How would a character like that work in a movie? Actually, how would a character like that work in a proper sketch, rather than a Weekend Update segment?
@@VicenteTorresAliasVits That character was questionable when new, these days we should all know better.
Seth Meyers actually said recently that there were some plans to make a Stefon movie. Idk if that would work, but it would maybe be interesting to see wha made him like…that. I’m also a Bill Hader stan so I’m pretty biased, haha.

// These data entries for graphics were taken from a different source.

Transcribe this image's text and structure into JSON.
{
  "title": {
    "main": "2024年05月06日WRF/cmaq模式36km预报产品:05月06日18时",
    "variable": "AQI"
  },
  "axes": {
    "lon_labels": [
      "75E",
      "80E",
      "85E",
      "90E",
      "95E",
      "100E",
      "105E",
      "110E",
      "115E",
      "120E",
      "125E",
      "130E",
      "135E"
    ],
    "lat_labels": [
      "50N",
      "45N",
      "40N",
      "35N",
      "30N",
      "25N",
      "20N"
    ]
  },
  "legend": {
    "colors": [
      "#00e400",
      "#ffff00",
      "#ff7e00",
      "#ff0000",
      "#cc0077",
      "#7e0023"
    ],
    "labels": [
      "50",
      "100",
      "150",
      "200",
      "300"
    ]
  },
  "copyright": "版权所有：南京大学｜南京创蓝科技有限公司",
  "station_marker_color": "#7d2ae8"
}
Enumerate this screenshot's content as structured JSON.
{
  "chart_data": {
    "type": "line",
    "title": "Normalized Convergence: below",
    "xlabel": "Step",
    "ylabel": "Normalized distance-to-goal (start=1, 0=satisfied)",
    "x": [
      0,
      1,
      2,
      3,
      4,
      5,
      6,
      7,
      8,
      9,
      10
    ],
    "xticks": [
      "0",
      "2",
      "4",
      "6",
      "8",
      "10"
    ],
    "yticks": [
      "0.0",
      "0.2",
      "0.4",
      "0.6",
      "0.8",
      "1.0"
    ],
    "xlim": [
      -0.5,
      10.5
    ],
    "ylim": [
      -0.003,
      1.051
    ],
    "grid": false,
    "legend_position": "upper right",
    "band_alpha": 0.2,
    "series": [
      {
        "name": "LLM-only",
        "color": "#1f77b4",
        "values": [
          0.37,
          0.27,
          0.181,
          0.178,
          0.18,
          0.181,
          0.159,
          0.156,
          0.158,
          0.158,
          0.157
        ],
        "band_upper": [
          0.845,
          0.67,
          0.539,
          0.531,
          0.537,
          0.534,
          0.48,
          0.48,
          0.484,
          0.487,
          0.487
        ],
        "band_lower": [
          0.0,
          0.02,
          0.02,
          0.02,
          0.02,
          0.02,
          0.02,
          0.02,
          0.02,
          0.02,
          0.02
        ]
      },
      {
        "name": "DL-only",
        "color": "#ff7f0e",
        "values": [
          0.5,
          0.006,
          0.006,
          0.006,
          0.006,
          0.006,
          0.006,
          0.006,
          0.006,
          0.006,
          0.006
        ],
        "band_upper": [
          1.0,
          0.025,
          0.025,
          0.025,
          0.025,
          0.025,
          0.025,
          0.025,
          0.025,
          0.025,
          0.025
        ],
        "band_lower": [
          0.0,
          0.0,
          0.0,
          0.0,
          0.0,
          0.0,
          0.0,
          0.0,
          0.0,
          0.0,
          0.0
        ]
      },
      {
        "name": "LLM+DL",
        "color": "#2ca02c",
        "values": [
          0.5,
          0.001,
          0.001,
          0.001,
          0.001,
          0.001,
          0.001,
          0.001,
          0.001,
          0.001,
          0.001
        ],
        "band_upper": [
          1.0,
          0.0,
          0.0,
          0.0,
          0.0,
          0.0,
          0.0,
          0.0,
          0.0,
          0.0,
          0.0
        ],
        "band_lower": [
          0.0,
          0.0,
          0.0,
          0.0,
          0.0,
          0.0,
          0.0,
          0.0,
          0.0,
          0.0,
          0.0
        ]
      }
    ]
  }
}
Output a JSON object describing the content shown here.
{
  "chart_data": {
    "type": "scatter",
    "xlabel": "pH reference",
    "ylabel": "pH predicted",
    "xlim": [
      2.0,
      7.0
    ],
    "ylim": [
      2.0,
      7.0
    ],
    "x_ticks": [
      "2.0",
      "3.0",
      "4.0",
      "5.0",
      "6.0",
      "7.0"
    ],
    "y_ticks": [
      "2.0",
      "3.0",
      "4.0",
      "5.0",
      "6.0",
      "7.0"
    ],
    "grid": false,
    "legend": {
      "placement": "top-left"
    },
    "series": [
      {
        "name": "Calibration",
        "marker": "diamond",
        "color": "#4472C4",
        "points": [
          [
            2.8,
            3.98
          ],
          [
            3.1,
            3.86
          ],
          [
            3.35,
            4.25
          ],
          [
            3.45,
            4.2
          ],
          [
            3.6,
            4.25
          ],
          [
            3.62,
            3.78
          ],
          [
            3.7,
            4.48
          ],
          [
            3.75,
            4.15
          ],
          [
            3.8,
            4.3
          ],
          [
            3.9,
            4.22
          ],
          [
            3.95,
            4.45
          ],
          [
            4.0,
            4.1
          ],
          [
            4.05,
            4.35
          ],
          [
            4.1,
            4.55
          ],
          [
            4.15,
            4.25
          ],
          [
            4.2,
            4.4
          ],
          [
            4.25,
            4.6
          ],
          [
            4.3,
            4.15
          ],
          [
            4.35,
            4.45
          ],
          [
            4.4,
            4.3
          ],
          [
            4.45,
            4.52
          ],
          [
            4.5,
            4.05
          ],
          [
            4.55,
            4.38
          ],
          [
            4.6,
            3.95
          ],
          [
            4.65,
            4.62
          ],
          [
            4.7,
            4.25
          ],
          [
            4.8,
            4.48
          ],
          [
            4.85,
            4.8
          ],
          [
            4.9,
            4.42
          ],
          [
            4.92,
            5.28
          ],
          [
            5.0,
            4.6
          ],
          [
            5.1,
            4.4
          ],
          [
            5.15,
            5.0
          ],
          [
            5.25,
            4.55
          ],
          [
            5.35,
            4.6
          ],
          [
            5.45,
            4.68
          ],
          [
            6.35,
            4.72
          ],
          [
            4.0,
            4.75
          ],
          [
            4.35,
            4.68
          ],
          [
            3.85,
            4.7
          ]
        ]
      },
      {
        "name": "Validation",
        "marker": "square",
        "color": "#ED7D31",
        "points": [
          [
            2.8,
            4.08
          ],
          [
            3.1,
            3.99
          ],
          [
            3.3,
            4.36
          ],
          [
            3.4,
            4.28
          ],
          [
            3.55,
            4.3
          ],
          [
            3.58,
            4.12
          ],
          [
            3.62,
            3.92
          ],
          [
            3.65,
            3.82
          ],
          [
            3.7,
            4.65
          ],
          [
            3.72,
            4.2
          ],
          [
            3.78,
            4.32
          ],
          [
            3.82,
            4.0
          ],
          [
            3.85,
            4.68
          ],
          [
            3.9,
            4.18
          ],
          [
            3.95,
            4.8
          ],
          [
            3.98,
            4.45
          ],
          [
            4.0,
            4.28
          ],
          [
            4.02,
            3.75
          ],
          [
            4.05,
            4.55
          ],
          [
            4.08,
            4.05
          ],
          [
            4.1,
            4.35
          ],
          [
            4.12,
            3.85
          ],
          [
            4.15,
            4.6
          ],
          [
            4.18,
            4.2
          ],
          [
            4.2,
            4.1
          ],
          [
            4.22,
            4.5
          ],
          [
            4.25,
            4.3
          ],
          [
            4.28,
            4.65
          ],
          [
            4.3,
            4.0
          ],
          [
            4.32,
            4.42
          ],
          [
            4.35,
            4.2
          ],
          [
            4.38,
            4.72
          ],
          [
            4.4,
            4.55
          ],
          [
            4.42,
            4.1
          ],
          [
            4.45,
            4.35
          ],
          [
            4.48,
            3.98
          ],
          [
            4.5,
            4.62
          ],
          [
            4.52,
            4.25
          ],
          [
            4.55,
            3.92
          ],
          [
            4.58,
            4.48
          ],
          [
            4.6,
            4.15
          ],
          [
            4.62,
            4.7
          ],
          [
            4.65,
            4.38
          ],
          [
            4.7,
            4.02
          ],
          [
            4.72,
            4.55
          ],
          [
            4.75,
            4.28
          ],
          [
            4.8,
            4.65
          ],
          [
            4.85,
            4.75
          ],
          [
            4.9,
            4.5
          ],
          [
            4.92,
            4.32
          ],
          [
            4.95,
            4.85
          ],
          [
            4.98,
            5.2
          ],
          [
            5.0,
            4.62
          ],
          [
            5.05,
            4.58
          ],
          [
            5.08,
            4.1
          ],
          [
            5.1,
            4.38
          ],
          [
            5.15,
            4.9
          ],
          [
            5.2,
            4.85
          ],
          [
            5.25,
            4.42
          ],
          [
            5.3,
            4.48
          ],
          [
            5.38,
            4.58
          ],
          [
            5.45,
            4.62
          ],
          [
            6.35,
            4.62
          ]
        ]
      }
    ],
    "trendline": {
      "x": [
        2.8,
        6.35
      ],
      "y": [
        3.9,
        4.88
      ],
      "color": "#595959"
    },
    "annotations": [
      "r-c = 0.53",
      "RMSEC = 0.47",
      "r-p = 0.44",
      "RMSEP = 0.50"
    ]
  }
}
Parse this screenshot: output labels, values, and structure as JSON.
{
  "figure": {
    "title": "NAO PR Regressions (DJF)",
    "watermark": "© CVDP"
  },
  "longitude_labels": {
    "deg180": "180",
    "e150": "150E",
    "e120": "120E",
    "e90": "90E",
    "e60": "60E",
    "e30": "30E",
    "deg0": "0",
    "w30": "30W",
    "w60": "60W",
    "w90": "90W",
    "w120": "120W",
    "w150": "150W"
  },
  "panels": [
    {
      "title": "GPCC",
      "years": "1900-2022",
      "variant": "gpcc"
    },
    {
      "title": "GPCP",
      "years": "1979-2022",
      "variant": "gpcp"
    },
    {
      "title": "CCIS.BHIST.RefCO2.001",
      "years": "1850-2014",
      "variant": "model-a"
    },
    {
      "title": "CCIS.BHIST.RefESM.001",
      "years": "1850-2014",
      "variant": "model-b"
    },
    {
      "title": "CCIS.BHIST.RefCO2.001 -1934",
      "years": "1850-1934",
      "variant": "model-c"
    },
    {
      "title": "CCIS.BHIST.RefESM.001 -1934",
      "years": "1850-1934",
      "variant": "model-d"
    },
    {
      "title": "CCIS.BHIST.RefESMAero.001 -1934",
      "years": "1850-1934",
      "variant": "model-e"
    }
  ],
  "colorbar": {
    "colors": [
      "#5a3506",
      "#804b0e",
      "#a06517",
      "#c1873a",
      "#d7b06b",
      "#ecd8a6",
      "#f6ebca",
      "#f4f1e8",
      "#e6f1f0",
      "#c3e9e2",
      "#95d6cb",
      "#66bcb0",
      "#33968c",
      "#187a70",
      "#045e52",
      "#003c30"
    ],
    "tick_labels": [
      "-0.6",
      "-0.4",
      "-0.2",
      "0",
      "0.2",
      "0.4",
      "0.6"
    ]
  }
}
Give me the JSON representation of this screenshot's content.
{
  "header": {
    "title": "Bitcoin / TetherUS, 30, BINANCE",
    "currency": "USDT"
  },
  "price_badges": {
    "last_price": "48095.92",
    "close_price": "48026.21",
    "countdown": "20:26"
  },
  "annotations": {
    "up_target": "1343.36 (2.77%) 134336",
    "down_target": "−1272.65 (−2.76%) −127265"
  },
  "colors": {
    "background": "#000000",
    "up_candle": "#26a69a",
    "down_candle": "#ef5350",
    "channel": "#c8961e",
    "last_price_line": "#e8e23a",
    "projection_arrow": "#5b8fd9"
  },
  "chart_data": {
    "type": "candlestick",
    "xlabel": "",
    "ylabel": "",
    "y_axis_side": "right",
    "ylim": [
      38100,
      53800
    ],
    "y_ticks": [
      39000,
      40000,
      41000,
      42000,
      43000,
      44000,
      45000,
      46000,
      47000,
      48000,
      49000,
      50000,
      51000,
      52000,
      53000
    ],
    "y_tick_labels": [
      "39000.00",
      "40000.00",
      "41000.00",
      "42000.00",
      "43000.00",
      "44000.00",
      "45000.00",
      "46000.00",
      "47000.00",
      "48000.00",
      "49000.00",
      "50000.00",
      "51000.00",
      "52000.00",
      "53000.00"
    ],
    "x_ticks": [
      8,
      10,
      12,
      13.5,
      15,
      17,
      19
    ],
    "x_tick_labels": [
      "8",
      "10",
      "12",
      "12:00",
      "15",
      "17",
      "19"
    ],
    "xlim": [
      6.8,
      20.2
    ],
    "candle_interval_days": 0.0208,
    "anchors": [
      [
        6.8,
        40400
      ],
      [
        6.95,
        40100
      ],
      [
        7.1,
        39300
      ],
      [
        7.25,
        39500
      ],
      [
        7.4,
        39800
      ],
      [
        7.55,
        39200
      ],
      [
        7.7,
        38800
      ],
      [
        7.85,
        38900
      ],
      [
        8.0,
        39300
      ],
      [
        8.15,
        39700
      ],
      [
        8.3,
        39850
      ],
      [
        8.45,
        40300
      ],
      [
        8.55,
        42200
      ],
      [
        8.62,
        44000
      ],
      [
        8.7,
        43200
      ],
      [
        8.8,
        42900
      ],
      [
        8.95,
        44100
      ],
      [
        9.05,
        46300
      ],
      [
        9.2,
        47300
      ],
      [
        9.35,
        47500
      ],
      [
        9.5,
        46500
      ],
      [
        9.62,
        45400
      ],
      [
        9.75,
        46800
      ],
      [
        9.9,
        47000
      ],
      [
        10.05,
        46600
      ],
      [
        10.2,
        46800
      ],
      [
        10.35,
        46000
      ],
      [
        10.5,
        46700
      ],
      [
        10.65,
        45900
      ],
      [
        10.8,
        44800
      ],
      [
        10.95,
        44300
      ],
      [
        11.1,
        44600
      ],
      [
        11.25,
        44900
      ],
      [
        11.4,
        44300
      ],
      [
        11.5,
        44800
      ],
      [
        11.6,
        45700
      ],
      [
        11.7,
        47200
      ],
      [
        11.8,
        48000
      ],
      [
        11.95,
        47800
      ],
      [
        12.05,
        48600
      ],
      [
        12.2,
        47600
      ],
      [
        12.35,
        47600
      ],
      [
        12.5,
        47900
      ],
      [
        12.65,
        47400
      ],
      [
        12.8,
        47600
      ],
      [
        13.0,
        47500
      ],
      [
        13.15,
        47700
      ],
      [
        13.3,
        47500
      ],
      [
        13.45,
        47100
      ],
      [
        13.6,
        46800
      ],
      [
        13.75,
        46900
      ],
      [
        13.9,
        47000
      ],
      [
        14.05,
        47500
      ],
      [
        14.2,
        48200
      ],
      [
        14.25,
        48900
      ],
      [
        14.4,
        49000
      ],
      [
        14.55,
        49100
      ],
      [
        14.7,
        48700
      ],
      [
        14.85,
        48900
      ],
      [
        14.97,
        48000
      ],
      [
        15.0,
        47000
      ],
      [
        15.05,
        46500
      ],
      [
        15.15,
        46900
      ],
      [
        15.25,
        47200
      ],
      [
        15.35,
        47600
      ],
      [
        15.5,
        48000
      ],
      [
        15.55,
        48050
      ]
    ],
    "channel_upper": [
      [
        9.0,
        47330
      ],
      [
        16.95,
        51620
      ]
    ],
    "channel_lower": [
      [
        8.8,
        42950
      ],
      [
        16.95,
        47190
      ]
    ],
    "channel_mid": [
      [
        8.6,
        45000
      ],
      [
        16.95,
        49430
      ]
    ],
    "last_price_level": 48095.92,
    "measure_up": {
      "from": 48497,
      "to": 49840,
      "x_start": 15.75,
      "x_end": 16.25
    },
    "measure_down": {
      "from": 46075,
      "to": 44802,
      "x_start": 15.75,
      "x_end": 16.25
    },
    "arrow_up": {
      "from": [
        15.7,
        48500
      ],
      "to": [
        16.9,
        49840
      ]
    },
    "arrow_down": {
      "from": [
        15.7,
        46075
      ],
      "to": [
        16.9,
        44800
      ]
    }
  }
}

I could see something similar to Borat working with Stefan; or alternatively, flesh out his character with a story about self-fulfillment and how he keeps slipping into a cycle of trying to fill the void in his life with club-hopping and drug-fueled antics, following his journey to try to get his life together. I could see either of those approaches working decently enough, tbh.
"Coneheads" came out in the Summer of 1993 in the U.S.
A lot of the more modern recurring sketches were things there was no way they could have gotten the rights to do movies about. They couldn't just go out and make a "Jeopardy!" movie that makes fun of Burt Reynolds and Sean Connery.